There are actually two main kinds of tracking that are helpful and can be integrated into multicurrency crypto wallets. One type is transaction tracking – showing the pathway of a trade or a buy or sell order to show how that transaction gets resolved in a decentralized finance environment. The second one is portfolio tracking, and this demonstrates how valuable it is to look at changes in value in extremely volatile markets.

Suppose someone has two or three or five cryptocurrencies in the same wallet. This demonstrates their overall holdings – their portfolio. The value of this portfolio changes rapidly, minute by minute, even second by second. It's dependent on the underlying values of each of these cryptocurrencies, and so the more types of money you have, the more values change in real-time.

But without a good real-time tracking system, there's no efficient way to keep tabs on the overall value of your cryptocurrency portfolio.
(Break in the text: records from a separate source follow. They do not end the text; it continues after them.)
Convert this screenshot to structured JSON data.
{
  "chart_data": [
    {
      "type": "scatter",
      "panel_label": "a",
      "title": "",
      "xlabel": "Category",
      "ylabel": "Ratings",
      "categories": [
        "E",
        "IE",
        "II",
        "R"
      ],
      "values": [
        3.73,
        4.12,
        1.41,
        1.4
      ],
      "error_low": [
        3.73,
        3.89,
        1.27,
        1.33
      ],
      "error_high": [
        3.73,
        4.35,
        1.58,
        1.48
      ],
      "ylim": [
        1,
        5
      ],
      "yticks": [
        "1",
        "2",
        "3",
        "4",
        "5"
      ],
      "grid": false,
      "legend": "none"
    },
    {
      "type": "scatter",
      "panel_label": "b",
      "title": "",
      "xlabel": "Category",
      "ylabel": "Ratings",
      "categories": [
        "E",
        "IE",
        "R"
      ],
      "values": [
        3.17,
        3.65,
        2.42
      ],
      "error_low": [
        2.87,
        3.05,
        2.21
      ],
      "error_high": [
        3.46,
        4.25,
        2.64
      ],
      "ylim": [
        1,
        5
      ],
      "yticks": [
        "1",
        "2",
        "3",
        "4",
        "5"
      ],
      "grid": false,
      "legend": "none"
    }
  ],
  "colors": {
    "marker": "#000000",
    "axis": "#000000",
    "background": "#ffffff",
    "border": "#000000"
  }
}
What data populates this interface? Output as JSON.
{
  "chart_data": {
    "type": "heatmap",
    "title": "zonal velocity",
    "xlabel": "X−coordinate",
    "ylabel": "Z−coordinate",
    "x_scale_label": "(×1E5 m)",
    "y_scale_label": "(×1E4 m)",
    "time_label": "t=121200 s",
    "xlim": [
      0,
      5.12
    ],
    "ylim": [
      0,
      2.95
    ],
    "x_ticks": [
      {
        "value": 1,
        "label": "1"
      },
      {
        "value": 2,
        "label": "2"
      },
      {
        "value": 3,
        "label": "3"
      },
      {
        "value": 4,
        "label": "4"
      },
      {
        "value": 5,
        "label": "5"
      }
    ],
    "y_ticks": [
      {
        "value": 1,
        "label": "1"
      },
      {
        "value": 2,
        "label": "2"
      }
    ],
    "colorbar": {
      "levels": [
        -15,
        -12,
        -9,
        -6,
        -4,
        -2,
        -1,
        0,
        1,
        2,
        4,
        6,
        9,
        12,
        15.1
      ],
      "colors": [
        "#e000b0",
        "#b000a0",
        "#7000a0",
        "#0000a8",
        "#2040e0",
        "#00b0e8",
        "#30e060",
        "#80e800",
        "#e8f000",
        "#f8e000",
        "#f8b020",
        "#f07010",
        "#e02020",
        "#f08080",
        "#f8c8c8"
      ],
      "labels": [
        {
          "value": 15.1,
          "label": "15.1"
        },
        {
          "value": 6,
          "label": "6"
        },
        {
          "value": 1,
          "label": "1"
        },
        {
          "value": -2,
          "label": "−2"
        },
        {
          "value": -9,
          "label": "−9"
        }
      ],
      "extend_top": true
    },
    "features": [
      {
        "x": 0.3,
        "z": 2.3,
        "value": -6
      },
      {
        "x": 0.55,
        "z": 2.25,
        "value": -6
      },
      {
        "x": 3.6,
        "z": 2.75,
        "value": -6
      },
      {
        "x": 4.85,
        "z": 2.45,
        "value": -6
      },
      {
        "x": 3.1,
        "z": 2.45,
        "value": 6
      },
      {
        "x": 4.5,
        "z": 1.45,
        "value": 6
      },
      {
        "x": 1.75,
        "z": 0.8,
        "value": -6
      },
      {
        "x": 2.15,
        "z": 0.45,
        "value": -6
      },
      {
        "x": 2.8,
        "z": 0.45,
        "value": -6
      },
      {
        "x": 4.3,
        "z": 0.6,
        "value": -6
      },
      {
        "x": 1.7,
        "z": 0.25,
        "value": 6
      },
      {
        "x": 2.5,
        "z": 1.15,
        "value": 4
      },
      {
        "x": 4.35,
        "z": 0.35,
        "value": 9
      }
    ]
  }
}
We know that cryptocurrencies can gain or lose value quickly. Portfolio tracking can inform an individual’s trading strategy to help avoid loss.

Easier Access and Faster Transactions

Multicurrency crypto wallets also offer better on-ramps for cryptocurrency purchases, making it easier for newcomers to get started.

One of the basic strengths of cryptocurrency as a whole is that there's less friction in transactions. People don’t have to verify their accounts with banking institutions every time they make a trade. There's quite a bit more freedom in the cryptocurrency world. Multicurrency crypto wallets complement that, with the ability to mix-and-match assets that you may be looking to acquire, hold, or sell.

Those are some of the benefits of a multicurrency crypto wallet that provides a lot of the infrastructure for crypto markets and other related markets. In general, these platforms allow people to pursue a new form of digital bartering free from the restrictions of traditional banking transactions.